Gleich der erste Schlag war vernichtend: Als der Gummiknüppel mit Gewalt auf das Autofenster krachte und das Glas in tausend kleine Splitter bersten ließ, da ging weit mehr kaputt als eine Scheibe. Der Schlag zerstörte ein Leben.

Josef Hoss ist seit der Misshandlung durch ein Sondereinsatzkommando vor acht Jahren ein gebrochener Mann. (Foto: Foto: chf/oh)

Wie gelähmt saß Josef Hoss damals am Steuer seines Wagens, im Hinterhalt. Die Scherben flogen ihm um die Ohren, die Panik stieg in ihm auf. Er war wehrlos, als ihn die wohl zwölf Vermummten aus dem Bus rissen, wehrlos, als sie ihn traten und schlugen - selbst dann noch, als er gekrümmt auf dem Boden lag. "Ich rief nach der Polizei", erinnert sich der heute 56-Jährige. Aber die Polizei war ja längst da: Wie sich später herausstellte, waren seine Peiniger Beamte des Sondereinsatzkommandos (SEK) Köln.

Acht Jahre ist es her, dass sie Hoss auf Grund eines falschen Verdachts verprügelten, so brutal, dass er jetzt arbeitsunfähig ist, zu 80 Prozent schwerbehindert. Sein einst blühender Fliesenlegerbetrieb ruht, sein Haus ist verkauft, Hoss ein gebrochener Mann. "Acht Jahre Kampf", sagt er, "das hält kein Mensch aus."

Er meint damit nicht den täglichen Kampf mit seinem schmerzenden Körper. Sondern den gegen das Land Nordrhein-Westfalen, das er auf Schadenersatz und Schmerzensgeld verklagt hat. Bis heute aber hat Hoss keinen Cent bekommen, nicht mal eine Entschuldigung.

Die Muskulatur gelockert

Stattdessen stellte die Staatsanwaltschaft die Ermittlungen gegen das SEK ein. Und als Hoss Anfang 2008 wenigstens im Zivilverfahren recht bekam, ging das Land auch noch in Berufung: 30.000 Euro Schmerzensgeld und die Einstandspflicht für alle materiellen Schäden - das sei nicht einzusehen.

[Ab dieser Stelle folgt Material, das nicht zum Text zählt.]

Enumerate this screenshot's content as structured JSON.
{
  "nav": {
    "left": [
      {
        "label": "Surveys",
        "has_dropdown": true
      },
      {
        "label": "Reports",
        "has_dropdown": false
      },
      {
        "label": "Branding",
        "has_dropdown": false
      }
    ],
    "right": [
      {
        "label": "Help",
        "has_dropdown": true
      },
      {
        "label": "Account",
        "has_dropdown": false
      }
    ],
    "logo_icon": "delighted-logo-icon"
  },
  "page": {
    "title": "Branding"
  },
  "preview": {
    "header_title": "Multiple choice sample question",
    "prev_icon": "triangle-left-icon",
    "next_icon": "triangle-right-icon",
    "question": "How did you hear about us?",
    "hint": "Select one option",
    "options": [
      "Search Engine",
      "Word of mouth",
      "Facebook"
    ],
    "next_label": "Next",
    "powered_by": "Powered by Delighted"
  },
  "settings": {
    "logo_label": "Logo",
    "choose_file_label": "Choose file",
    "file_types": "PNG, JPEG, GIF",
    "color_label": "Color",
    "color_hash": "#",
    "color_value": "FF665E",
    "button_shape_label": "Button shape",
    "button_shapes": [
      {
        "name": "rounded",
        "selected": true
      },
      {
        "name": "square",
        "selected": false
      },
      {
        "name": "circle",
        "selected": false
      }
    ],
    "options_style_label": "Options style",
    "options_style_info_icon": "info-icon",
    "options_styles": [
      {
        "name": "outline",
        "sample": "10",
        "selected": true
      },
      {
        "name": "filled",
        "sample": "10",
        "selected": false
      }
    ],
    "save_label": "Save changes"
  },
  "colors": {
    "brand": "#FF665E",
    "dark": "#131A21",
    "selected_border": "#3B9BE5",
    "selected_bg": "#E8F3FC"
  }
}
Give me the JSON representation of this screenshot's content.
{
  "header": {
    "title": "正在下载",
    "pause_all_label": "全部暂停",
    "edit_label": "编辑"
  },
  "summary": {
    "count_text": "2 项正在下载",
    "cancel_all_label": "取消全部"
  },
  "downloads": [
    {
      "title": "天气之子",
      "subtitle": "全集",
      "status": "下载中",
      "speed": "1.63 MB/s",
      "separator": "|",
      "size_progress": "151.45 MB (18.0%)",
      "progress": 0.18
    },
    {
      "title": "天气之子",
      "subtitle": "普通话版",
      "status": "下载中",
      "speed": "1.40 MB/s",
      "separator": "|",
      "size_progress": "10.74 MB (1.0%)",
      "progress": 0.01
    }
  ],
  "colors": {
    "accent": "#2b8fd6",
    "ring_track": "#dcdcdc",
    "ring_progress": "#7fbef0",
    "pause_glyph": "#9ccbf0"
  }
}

Schließlich, heißt es in der Berufungsbegründung, sei der Zugriff "unter Anwendung der mildesten Mittel im Sinne des Grundsatzes der Verhältnismäßigkeit" angeordnet worden. Man habe mit den "Einsatzmehrzweckstöcken" nur die Muskulatur gelockert, nachdem Hoss passiven Widerstand geleistet habe, indem er sich die Hände nicht nach hinten führen lassen wollte. Hoss sagt, er wollte nur sein Gesicht vor den Schlägen schützen. Als letzte Chance bleibt ihm nur noch die Revisionsverhandlung am 14. August in Köln.

"Egal wie schlecht es mir an dem Tag geht, ich werde da sein", sagt er. Er will, dass sie ihm das ins Gesicht sagen: dass alles mit rechten Dingen zugegangen sei. Dass ihm kein Geld zusteht für die ruinierte Existenz. "Das ist absurd", ruft er, "ich habe doch nie etwas verbrochen."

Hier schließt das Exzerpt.